不在乎准不准,她只在乎自己的愤怒有没有顺利发泄。
醒来,看见自己浑身赤裸,身上布满激情的痕迹不说,双腿间更是隐隐传来不适,她马上想起昨天晚上,尹棠璿这个男人对她的所作所为,气得浑身发抖。
被捏住弱点逼着嫁人,已经够让她愤怒了,这男人居然还……
什么克己复礼?这男人根本不懂什么是克己复礼!王八蛋,她是不得已才会跟他结婚,但不代表他可以随便碰她!
“乱丢东西不是淑女的行为。
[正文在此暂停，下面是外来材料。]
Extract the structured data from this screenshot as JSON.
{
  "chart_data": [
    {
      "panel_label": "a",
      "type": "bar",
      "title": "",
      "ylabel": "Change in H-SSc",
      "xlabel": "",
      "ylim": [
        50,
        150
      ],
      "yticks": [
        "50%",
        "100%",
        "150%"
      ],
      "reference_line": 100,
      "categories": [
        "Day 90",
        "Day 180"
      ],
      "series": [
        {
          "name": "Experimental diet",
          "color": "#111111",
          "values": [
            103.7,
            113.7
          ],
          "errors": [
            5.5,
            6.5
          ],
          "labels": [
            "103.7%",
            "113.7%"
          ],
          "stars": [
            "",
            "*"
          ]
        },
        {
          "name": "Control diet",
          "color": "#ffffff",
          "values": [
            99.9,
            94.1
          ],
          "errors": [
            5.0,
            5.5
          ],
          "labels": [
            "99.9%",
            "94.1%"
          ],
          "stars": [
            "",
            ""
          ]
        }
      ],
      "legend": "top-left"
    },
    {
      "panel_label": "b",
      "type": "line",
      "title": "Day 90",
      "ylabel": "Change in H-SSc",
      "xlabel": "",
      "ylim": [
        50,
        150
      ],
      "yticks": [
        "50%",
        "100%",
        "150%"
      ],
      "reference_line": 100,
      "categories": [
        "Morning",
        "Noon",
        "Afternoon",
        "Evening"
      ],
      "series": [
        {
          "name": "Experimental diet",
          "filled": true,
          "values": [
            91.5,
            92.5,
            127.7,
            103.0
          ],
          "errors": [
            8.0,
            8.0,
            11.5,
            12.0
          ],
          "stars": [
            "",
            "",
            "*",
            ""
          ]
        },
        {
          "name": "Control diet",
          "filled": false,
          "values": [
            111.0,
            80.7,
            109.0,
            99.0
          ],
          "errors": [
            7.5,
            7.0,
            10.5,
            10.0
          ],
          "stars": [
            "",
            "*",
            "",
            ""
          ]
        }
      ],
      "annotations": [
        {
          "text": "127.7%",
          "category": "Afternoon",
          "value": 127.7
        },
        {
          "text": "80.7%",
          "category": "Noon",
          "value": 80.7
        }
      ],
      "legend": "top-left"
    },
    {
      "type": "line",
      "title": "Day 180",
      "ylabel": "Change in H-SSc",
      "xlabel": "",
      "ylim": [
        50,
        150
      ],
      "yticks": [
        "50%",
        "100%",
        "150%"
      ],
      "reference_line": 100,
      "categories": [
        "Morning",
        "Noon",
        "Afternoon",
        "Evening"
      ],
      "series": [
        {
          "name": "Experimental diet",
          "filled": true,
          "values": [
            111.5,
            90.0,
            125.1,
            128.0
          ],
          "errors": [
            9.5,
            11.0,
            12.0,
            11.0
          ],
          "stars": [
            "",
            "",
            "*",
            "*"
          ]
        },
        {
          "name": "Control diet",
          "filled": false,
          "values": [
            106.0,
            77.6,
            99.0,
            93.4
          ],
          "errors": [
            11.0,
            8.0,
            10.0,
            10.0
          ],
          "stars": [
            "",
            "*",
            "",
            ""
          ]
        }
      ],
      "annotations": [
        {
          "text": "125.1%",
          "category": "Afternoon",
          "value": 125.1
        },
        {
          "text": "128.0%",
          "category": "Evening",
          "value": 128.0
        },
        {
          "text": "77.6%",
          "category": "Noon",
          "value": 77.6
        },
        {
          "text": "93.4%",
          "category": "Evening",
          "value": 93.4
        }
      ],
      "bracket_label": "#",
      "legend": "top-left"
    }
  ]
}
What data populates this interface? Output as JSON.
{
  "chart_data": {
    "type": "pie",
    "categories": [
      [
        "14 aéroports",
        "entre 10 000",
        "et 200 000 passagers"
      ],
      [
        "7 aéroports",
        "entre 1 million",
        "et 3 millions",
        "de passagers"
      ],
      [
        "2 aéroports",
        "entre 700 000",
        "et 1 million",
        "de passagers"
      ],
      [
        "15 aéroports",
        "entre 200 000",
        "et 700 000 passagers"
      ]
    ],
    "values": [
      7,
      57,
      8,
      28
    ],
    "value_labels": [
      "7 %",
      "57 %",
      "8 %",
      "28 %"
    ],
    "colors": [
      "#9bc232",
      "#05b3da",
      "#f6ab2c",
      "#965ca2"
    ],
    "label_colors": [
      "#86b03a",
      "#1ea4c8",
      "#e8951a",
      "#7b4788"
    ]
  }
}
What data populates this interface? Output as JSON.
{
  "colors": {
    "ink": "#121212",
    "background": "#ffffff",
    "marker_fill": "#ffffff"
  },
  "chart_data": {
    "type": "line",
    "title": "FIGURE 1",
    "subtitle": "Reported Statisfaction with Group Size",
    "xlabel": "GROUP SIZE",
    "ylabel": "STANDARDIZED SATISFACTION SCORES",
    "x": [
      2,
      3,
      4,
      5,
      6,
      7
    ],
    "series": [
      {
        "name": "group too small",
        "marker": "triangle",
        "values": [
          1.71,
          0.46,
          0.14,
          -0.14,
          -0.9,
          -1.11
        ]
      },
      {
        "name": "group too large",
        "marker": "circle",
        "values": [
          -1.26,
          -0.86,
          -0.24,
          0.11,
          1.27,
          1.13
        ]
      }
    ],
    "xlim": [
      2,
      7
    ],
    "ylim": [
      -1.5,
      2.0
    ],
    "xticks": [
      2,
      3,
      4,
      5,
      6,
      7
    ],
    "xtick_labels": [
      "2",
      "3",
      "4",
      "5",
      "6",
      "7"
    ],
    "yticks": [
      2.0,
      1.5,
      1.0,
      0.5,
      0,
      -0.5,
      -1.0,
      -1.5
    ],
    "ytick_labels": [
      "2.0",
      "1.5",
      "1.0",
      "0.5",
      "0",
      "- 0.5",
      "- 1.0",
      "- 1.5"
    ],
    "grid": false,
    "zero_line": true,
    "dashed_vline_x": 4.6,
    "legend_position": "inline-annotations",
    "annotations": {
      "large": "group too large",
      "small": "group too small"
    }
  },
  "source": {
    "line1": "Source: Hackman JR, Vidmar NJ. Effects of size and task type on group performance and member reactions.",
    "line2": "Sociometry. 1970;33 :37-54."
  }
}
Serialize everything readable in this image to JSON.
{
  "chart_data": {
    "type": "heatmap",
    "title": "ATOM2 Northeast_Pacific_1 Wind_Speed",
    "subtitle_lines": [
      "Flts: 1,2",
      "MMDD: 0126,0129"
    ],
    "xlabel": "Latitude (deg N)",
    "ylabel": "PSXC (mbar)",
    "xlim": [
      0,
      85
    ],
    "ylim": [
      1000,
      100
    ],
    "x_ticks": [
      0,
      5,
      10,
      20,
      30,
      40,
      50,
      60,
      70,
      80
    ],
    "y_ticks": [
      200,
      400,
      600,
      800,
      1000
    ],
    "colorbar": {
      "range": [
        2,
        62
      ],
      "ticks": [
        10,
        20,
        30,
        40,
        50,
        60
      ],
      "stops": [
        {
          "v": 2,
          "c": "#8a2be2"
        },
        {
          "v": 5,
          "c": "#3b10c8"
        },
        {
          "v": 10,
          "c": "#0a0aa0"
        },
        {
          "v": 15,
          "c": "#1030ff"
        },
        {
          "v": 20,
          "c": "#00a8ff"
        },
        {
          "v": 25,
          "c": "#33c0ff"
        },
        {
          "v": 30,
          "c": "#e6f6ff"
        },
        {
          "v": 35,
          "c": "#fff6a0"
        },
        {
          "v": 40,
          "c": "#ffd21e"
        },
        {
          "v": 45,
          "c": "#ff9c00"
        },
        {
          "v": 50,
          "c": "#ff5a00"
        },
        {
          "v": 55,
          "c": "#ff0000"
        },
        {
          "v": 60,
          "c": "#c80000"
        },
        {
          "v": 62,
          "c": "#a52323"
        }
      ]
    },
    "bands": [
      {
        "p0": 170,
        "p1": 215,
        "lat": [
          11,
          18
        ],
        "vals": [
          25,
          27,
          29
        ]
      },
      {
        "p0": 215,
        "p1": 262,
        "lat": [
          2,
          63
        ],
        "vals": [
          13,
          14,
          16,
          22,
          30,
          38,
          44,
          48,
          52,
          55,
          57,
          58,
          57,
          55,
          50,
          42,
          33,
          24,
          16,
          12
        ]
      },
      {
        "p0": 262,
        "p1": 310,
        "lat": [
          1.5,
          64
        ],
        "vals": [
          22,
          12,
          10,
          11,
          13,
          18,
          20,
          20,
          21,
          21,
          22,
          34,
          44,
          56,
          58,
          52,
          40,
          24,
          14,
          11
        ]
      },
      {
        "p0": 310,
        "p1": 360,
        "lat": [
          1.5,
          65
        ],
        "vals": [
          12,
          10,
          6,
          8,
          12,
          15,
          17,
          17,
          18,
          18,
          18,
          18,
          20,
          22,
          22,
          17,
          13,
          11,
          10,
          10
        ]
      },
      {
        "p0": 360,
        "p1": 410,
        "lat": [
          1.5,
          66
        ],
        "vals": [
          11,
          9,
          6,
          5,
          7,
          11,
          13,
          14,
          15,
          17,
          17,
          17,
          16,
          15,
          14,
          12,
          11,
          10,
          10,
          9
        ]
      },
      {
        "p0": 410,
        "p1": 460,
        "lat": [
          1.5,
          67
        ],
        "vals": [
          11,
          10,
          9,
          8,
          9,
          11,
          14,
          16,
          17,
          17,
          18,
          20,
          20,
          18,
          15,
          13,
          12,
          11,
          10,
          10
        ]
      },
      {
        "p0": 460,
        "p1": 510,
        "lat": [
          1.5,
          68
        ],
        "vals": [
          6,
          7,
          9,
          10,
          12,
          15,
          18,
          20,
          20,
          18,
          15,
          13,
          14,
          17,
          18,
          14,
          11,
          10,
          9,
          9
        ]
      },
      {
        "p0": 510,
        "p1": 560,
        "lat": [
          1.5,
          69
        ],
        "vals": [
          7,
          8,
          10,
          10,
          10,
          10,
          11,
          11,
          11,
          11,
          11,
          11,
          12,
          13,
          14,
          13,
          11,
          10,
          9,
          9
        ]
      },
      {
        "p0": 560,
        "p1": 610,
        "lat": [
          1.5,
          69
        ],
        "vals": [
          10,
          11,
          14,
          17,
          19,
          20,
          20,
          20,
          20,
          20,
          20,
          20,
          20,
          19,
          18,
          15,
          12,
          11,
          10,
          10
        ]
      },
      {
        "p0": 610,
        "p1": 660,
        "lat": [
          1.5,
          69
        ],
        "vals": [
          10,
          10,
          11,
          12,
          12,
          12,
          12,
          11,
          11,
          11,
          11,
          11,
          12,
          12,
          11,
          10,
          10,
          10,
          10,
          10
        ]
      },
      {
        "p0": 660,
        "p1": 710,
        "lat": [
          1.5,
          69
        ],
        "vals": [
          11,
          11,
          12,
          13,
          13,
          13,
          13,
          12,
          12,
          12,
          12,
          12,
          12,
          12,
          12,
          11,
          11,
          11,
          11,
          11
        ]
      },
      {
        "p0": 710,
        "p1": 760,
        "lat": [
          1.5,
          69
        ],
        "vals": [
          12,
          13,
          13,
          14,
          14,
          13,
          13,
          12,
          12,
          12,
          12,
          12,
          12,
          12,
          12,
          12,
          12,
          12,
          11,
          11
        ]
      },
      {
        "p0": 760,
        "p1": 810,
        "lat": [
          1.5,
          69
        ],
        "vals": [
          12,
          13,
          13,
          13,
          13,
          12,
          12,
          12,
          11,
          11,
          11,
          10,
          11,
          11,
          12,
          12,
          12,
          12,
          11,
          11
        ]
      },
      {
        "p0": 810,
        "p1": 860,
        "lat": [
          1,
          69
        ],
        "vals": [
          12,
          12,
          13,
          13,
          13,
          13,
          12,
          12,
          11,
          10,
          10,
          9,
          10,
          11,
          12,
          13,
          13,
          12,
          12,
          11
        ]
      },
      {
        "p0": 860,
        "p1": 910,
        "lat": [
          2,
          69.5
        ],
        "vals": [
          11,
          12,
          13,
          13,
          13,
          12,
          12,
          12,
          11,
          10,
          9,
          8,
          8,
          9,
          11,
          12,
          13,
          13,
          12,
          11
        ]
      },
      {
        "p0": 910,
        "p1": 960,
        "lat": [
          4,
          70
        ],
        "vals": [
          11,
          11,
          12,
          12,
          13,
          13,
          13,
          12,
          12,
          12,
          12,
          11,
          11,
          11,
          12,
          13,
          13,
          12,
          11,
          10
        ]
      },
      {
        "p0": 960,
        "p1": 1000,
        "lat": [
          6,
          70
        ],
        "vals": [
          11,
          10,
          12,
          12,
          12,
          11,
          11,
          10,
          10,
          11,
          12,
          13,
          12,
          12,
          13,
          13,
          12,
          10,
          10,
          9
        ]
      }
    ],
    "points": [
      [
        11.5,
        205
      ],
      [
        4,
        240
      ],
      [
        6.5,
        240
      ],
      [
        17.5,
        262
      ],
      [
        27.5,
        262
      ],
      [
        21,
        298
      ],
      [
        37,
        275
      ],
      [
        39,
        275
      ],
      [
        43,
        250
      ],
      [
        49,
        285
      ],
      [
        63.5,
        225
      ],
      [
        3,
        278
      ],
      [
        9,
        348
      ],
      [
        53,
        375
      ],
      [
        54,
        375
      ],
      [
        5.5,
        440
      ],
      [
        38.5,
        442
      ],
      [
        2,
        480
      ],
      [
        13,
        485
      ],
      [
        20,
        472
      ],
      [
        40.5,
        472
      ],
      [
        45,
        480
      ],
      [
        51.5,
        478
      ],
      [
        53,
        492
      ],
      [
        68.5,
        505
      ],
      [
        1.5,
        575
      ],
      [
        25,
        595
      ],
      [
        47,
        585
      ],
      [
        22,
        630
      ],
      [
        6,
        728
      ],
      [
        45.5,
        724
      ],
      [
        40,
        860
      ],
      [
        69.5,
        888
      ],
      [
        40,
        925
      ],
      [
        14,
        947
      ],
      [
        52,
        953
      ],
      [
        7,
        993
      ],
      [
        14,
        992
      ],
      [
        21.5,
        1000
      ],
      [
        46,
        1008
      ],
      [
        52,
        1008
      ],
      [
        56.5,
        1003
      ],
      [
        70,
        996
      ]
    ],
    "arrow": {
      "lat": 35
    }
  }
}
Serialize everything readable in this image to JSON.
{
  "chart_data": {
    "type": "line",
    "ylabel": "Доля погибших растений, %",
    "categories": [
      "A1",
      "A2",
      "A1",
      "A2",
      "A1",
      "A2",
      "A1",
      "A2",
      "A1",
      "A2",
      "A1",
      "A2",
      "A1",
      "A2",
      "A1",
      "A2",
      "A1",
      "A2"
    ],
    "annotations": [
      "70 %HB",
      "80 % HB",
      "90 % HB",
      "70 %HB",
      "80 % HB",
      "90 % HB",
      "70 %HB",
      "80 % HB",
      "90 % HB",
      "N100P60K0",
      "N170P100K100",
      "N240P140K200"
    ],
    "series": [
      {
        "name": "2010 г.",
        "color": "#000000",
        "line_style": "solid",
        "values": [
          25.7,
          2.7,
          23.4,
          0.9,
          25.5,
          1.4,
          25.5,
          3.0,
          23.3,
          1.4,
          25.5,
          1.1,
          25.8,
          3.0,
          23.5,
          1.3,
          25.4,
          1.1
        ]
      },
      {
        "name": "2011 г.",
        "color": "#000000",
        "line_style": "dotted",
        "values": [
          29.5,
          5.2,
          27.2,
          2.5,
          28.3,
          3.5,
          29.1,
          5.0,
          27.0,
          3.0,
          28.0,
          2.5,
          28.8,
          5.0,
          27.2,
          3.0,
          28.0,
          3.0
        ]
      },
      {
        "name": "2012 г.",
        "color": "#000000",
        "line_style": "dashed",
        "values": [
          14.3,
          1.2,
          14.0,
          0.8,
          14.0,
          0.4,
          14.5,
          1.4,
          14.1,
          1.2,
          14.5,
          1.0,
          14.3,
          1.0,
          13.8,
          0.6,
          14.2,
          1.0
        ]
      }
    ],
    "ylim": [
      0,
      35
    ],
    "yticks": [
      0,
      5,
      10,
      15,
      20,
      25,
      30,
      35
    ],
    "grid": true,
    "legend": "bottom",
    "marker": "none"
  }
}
”他非常诚挚的说。
“就算我不是淑女,像你这种披着羊皮的狼,就称得上是绅士?”反唇相稽。
她在气恼他碰了她。“昨晚是我们的新婚之夜。”
“那又怎样?绅士放假日吗?”嘲讽。
“你答应了。”他询问过她,是她应允,他才动手的。
“那是、那是……”一时语塞,双颊浮上一抹窘迫的绯红。
那不算,是他没说清楚,她才会迷迷糊糊乱答应的!
面对妻子的质问,尹棠璿脸上不见丝毫愧色,他气定神闲的踢踢脚边的碎瓷,扬唇浅笑,“没有哪个男人会放弃享用妻子美丽身体的机会。”
享用?!他居然用“享用”这种字眼?!
“尹棠璿,我警告你,我、不、是、你、的、食、物!”咬牙切齿。